Forgot the overall GE2017 main party vote totals – it is CON & LAB’s relationship with each other that matters

Forgot the overall GE2017 main party vote totals – it is CON & LAB’s relationship with each other that matters

Just a month to the day after the extraordinary general election many Tories, particularly those still loyal to the woman who caused their electoral disaster, continue to point to the overall 13.6m CON votes that were chalked up as though that had some great meaning.

This is real straw clutching and in no way excuses her disastrous decision to break her promise to call an election three years early and then to lose the CON majority.

Sure the Tory vote total was 2.3m up on what Cameron’s party achieved at GE2015 but, alas, it did not mitigate the June 8th failure.
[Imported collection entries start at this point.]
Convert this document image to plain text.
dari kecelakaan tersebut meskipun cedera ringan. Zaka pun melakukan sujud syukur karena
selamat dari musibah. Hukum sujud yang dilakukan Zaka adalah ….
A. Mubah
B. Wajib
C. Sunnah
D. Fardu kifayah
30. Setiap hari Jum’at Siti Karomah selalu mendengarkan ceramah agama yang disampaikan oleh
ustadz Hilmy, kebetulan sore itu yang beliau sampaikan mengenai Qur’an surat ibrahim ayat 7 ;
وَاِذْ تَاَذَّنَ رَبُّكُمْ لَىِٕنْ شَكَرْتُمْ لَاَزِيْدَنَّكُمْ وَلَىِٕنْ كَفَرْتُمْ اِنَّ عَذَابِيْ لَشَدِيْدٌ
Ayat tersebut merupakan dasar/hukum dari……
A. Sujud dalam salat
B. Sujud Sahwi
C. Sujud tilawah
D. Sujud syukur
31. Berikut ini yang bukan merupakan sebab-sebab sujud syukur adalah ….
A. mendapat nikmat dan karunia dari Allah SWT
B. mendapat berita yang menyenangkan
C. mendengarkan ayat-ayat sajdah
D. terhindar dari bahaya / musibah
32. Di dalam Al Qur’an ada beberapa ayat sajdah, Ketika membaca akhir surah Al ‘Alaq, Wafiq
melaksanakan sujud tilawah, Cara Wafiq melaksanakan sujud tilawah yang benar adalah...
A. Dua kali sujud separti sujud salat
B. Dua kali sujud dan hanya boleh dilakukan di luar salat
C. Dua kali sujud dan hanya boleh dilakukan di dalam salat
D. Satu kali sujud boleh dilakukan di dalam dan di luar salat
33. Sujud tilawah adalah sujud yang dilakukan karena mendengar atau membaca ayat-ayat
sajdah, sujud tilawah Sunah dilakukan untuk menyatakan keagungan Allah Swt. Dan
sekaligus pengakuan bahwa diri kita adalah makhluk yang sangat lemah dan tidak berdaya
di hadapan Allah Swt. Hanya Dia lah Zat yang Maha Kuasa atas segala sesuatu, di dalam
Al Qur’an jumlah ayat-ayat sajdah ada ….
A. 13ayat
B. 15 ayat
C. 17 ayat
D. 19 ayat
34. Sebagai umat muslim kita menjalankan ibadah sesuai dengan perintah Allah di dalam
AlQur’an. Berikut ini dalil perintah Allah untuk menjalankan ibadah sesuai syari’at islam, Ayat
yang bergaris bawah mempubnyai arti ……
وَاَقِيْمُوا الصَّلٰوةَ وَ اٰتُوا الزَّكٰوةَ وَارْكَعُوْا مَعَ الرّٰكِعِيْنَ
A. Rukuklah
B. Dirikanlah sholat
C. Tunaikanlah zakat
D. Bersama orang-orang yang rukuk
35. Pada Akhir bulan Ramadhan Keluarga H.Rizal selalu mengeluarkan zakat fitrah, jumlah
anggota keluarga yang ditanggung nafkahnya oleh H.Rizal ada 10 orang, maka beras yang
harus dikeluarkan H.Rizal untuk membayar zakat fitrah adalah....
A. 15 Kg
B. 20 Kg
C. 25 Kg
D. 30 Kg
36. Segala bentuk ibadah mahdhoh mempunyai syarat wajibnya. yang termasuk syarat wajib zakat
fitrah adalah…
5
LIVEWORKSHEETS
The reason of course, is that Labour’s vote total jumped by even more 3.5m.

For it is the relationship with LAB that continues to matter and how that impacts on seat totals.

Both LAB and CON vote totals were helped enormously by the overall increase in the number of votes cast and the 3.27m fall off in the UKIP vote to just 594k. In terms of seats that meant a change of one on 2015 to zero.

A good way of looking at the historical relationship of the main two party vote it as set out in the chart above. This shows the percentage of the CON+LAB aggregate that the blue and and red teams have seen over the past quarter of a century of general elections.

On this measure the Tories were ahead of LAB but the gap has been declining since GE2010.